Opinion

Beheading boys

Edward Snowden is likely too preoccupied with his own fate to pay much attention to other news.

So we’re not sure the man who’s boasted to the world of leaking classified information about two National Security Agency anti-terrorist programs has read about what happened to two young boys — one 10, one 16 — in southern Afghanistan. At the same time Snowden was defending his actions from the comfort of a five-star Hong Kong hotel, the two boys were beheaded by the Taliban as they scrounged for leftover food for their families. The killings were meant to send a warning to villagers about cooperating with the Afghan government.

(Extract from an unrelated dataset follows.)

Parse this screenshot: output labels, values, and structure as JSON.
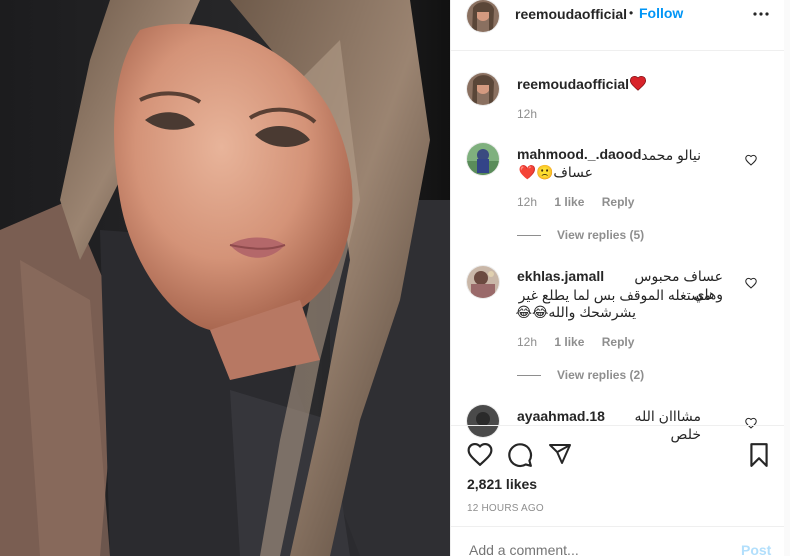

“I don’t want to live in a society that does these sort of things,” said Snowden, explaining why he exposed data-mining programs aimed at capturing, well, the sort of people that behead two young boys whose only crime was accepting food from police. It’s too late to ask these Afghan boys, but we suspect they might have said the same of a society run by the Taliban.

Nor were these beheadings unusual in the way we think any beheading is unusual. To the contrary, Reuters reports that last summer a 16-year-old in the same area was accused by the Taliban of spying for the government — and was beheaded and skinned. A month later, a 6-year-old girl and 12-year-old boy were kidnaped and beheaded.

This is the nature of the enemy we are at war with. But for a certain set of moralists, only America can be at fault. So we wring our hands about the morality of drone strikes on the Taliban and al Qaeda leaders, while men such as Snowden and Pfc. Bradley Manning betray their nation by leaking info in an attempt to harm our war effort.

Meanwhile, two boys in Afghanistan are murdered by our enemies in a gruesome way. Something Edward Snowden might ponder as he seeks a society he’s willing to live in — and is willing to have him.